This project demonstrates an emotion detector using deep learning and computer vision. The goal is to identify emotions in facial expressions using a pre-trained deep learning model.
Make sure you have the following Python libraries installed:
- TensorFlow
- OpenCV (cv2)
- Matplotlib
- NumPy
You can install these dependencies using the following commands:
pip install tensorflow opencv-python matplotlib numpy
The project uses a custom dataset stored in the "dataset" folder. The dataset includes images categorized into seven classes: "0" (Angry), "1" (Disgust), "2" (Fear), "3" (Happy), "4" (Neutral), "5" (Sad), and "6" (Surprise).
The notebook reads images from the dataset, resizes them to a specified dimension (224x224), and normalizes the pixel values to be in the range [0, 1]. The images are then shuffled, and the features and labels are extracted.
The project utilizes transfer learning with the MobileNetV2 pre-trained model.

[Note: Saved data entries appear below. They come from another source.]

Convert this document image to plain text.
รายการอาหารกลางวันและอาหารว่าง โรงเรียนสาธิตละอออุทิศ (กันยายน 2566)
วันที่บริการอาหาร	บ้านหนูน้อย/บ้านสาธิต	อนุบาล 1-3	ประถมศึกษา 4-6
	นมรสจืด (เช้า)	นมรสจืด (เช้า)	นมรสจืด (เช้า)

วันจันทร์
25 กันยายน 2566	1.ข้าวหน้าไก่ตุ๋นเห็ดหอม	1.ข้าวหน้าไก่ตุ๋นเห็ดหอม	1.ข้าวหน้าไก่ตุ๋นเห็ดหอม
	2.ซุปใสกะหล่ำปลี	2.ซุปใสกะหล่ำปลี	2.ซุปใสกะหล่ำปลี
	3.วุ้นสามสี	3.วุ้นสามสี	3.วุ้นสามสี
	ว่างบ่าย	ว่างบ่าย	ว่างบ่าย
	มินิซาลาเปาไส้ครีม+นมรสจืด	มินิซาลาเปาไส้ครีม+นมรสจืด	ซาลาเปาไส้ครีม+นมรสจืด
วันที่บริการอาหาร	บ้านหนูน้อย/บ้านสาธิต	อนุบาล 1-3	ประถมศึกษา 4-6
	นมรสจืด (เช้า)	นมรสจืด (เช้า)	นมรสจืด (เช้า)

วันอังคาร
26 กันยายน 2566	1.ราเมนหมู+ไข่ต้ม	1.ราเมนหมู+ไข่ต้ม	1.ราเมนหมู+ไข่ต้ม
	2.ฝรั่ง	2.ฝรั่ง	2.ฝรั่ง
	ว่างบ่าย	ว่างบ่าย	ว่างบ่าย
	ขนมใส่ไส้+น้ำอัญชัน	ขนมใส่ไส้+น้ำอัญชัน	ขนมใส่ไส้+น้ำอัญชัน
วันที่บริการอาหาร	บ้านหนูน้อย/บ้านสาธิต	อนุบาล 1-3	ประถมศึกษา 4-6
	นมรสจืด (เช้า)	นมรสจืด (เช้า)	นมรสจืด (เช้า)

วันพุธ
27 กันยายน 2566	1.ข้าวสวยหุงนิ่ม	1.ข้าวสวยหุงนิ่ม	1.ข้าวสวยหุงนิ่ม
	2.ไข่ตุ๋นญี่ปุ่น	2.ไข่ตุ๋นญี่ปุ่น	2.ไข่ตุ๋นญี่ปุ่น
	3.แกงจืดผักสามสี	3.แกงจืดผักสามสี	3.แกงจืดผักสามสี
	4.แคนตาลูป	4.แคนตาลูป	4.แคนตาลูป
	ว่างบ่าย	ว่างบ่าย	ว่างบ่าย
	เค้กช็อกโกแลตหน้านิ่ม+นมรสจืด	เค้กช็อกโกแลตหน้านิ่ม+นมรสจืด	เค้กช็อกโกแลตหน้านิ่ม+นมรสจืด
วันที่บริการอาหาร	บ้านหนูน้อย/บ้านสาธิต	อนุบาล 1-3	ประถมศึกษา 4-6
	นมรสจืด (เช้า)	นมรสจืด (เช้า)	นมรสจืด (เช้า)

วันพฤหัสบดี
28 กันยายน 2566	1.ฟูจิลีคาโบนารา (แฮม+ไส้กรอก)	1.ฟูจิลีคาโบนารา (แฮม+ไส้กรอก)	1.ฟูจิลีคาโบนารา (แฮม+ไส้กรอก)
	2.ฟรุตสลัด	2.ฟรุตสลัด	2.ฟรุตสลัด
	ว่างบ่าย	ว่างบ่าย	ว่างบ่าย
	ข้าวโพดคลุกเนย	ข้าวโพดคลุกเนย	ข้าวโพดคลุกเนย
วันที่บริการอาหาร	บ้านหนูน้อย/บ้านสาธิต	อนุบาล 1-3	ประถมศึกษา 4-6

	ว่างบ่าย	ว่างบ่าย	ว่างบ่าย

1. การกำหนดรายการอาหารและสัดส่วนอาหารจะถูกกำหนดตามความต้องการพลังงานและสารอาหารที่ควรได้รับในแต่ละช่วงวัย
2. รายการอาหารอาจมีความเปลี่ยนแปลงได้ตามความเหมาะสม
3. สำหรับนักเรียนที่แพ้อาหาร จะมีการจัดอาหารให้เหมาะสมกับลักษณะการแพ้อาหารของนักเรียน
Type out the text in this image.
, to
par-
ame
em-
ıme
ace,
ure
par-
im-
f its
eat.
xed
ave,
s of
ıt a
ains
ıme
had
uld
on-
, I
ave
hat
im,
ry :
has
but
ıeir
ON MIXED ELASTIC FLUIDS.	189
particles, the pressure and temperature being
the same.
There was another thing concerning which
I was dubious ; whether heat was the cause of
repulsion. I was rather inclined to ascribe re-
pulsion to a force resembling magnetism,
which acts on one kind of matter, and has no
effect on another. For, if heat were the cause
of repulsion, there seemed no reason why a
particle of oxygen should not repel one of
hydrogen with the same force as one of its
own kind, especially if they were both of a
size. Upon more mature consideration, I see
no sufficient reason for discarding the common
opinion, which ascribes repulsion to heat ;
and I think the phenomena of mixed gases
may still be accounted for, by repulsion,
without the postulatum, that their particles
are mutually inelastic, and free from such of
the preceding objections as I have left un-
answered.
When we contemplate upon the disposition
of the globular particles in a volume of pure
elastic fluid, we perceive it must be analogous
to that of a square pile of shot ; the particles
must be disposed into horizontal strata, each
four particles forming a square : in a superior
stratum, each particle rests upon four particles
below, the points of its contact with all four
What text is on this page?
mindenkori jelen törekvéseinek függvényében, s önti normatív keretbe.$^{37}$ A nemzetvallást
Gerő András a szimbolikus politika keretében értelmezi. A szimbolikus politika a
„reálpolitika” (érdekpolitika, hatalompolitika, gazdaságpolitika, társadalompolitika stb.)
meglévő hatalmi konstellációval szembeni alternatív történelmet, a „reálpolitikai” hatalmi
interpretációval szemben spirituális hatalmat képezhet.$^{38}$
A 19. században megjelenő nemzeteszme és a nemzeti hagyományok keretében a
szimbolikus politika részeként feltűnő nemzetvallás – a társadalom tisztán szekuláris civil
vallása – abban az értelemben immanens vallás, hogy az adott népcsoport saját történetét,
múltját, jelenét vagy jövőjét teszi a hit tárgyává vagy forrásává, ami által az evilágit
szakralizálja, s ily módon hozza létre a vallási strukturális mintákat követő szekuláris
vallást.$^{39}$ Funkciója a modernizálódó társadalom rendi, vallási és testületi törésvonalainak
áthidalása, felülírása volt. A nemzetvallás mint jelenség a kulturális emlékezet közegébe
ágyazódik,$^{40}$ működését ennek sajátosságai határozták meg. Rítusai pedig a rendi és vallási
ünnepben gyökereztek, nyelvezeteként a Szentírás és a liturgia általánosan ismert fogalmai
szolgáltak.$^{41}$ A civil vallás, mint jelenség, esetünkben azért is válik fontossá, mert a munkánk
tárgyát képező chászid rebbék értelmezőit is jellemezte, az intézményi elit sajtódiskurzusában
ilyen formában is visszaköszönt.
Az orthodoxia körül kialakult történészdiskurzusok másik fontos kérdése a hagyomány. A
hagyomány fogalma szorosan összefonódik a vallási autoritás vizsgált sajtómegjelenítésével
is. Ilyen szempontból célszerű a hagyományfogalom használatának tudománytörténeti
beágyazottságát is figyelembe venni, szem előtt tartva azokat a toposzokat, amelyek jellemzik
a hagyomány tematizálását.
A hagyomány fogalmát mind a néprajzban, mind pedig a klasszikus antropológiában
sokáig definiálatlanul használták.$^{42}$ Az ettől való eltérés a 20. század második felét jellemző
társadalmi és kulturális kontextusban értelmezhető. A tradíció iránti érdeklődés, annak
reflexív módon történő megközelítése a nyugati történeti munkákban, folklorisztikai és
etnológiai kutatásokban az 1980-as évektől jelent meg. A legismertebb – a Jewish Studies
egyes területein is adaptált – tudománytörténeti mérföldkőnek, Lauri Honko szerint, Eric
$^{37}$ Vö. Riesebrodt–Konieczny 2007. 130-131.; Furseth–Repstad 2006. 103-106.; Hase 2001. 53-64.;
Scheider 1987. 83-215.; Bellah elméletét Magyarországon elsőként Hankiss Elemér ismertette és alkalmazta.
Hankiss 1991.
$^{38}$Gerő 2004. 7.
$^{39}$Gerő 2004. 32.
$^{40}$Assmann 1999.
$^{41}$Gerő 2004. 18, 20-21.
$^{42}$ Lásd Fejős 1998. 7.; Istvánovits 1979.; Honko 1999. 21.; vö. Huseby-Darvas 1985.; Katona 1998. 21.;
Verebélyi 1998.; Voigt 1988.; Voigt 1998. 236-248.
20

Additional layers are added for fine-tuning the model to the emotion classification task. The model is compiled using the sparse categorical crossentropy loss function and the Adam optimizer.
The notebook trains the model on the preprocessed dataset for 25 epochs. The trained model is saved as "emotion_detector_model.h5" for future use.
The notebook captures video frames from the webcam and uses a Haar Cascade classifier to detect faces. For each detected face, the model predicts the emotion (Angry, Disgust, Fear, Happy, Neutral, Sad, or Surprise) and overlays the result on the video feed. The emotion is displayed as text and a colored rectangle around the detected face.